Compliance review for oil and gas permit applicants. Section 14 also creates an environmental compliance review for oil and gas permit applicants. The compliance review will cover at least the previous five years. For business entities, the compliance review will extend to any parent company, subsidiary, or other affiliated entity; a partner, officer, director, member or managing director; and any other person with a direct or indirect interest in the company (other than a minority shareholder in a publicly traded corporation). The bill allows DENR to deny an oil and gas permit based on a past history of significant or repeated violation of statutes, rules, orders or permit conditions.

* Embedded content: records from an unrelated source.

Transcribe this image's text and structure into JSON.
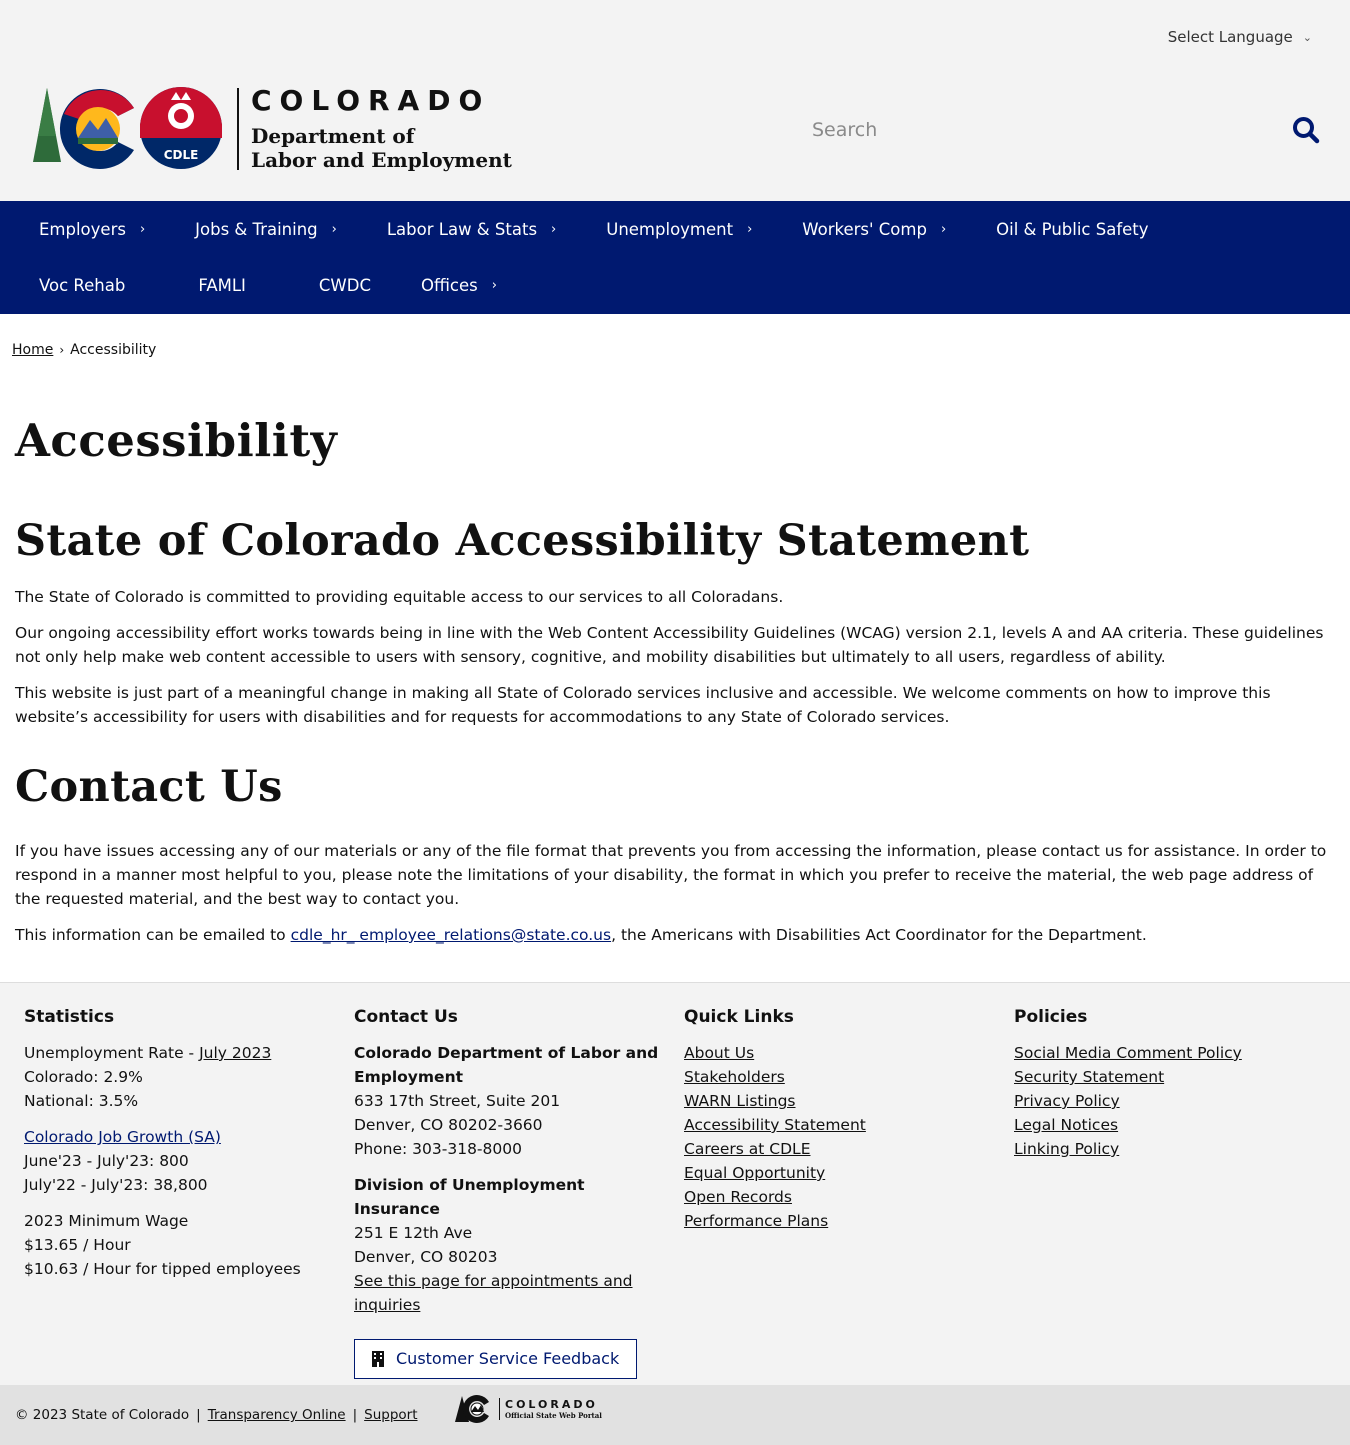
{
  "header": {
    "language": "Select Language",
    "logo": {
      "state": "COLORADO",
      "dept_line1": "Department of",
      "dept_line2": "Labor and Employment",
      "badge": "CDLE"
    },
    "search_placeholder": "Search"
  },
  "nav": {
    "items": [
      {
        "label": "Employers",
        "has_submenu": true
      },
      {
        "label": "Jobs & Training",
        "has_submenu": true
      },
      {
        "label": "Labor Law & Stats",
        "has_submenu": true
      },
      {
        "label": "Unemployment",
        "has_submenu": true
      },
      {
        "label": "Workers' Comp",
        "has_submenu": true
      },
      {
        "label": "Oil & Public Safety",
        "has_submenu": false
      },
      {
        "label": "Voc Rehab",
        "has_submenu": false
      },
      {
        "label": "FAMLI",
        "has_submenu": false
      },
      {
        "label": "CWDC",
        "has_submenu": false
      },
      {
        "label": "Offices",
        "has_submenu": true
      }
    ]
  },
  "breadcrumb": {
    "home": "Home",
    "current": "Accessibility"
  },
  "page": {
    "title": "Accessibility",
    "section1": {
      "heading": "State of Colorado Accessibility Statement",
      "p1": "The State of Colorado is committed to providing equitable access to our services to all Coloradans.",
      "p2": "Our ongoing accessibility effort works towards being in line with the Web Content Accessibility Guidelines (WCAG) version 2.1, levels A and AA criteria. These guidelines not only help make web content accessible to users with sensory, cognitive, and mobility disabilities but ultimately to all users, regardless of ability.",
      "p3": "This website is just part of a meaningful change in making all State of Colorado services inclusive and accessible. We welcome comments on how to improve this website’s accessibility for users with disabilities and for requests for accommodations to any State of Colorado services."
    },
    "section2": {
      "heading": "Contact Us",
      "p1": "If you have issues accessing any of our materials or any of the file format that prevents you from accessing the information, please contact us for assistance. In order to respond in a manner most helpful to you, please note the limitations of your disability, the format in which you prefer to receive the material, the web page address of the requested material, and the best way to contact you.",
      "p2_before": "This information can be emailed to ",
      "email": "cdle_hr_ employee_relations@state.co.us",
      "p2_after": ", the Americans with Disabilities Act Coordinator for the Department."
    }
  },
  "footer": {
    "statistics": {
      "heading": "Statistics",
      "unemp_label": "Unemployment Rate - ",
      "unemp_link": "July 2023",
      "colorado": "Colorado: 2.9%",
      "national": "National: 3.5%",
      "job_growth_link": "Colorado Job Growth (SA)",
      "growth1": "June'23 - July'23: 800",
      "growth2": "July'22 - July'23: 38,800",
      "min_wage_label": "2023 Minimum Wage",
      "min_wage1": "$13.65 / Hour",
      "min_wage2": "$10.63 / Hour for tipped employees"
    },
    "contact": {
      "heading": "Contact Us",
      "org": "Colorado Department of Labor and Employment",
      "addr1": "633 17th Street, Suite 201",
      "addr2": "Denver, CO  80202-3660",
      "phone": "Phone: 303-318-8000",
      "div": "Division of Unemployment Insurance",
      "div_addr1": "251 E 12th Ave",
      "div_addr2": "Denver, CO  80203",
      "appt_link": "See this page for appointments and inquiries",
      "feedback_button": "Customer Service Feedback"
    },
    "quick_links": {
      "heading": "Quick Links",
      "items": [
        "About Us",
        "Stakeholders",
        "WARN Listings",
        "Accessibility Statement",
        "Careers at CDLE",
        "Equal Opportunity",
        "Open Records",
        "Performance Plans"
      ]
    },
    "policies": {
      "heading": "Policies",
      "items": [
        "Social Media Comment Policy",
        "Security Statement",
        "Privacy Policy",
        "Legal Notices",
        "Linking Policy"
      ]
    }
  },
  "bottom": {
    "copyright": "© 2023 State of Colorado",
    "transparency": "Transparency Online",
    "support": "Support",
    "portal_line1": "COLORADO",
    "portal_line2": "Official State Web Portal"
  },
  "colors": {
    "nav_bg": "#001970",
    "logo_red": "#c8102e",
    "logo_blue": "#002868",
    "logo_gold": "#ffb81c",
    "tree_green": "#2e6b3a"
  }
}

Trespass. The bill protects workers collecting seismic or other geophysical data from trespass claims as long as they do not physically enter private land without consent. Seismic surveys use sound waves to characterize subsurface geology and identify potential oil and gas reserves. The survey team generates sound waves on one side of the target area (by setting off small explosive charges or using trucks specially outfitted to create vibrations); geophones record the waves on the other side of the target. The intent of the bill is to prevent trespass claims based on movement of the seismic waves under surface properties the workers do not physically enter. The company conducting the seismic testing would still be liable for any physical or property damage caused to the surface property.
Severance Tax. Section 16 of the bill creates a new severance tax for oil and gas. Others with expertise in severance taxes and oil/gas industry revenues will have to provide the in-depth analysis. One quick observation: The bill appears to prohibit cities and counties from imposing any taxes on the oil and gas industry other than property taxes.
Miscellaneous. In a provision unrelated to oil and gas, the bill caps city and county property tax revenue at an 8% increase over revenue received the previous year.
The bill requires a number of new studies, including a feasibility study for a liquified natural gas export terminal on the N.C. coast.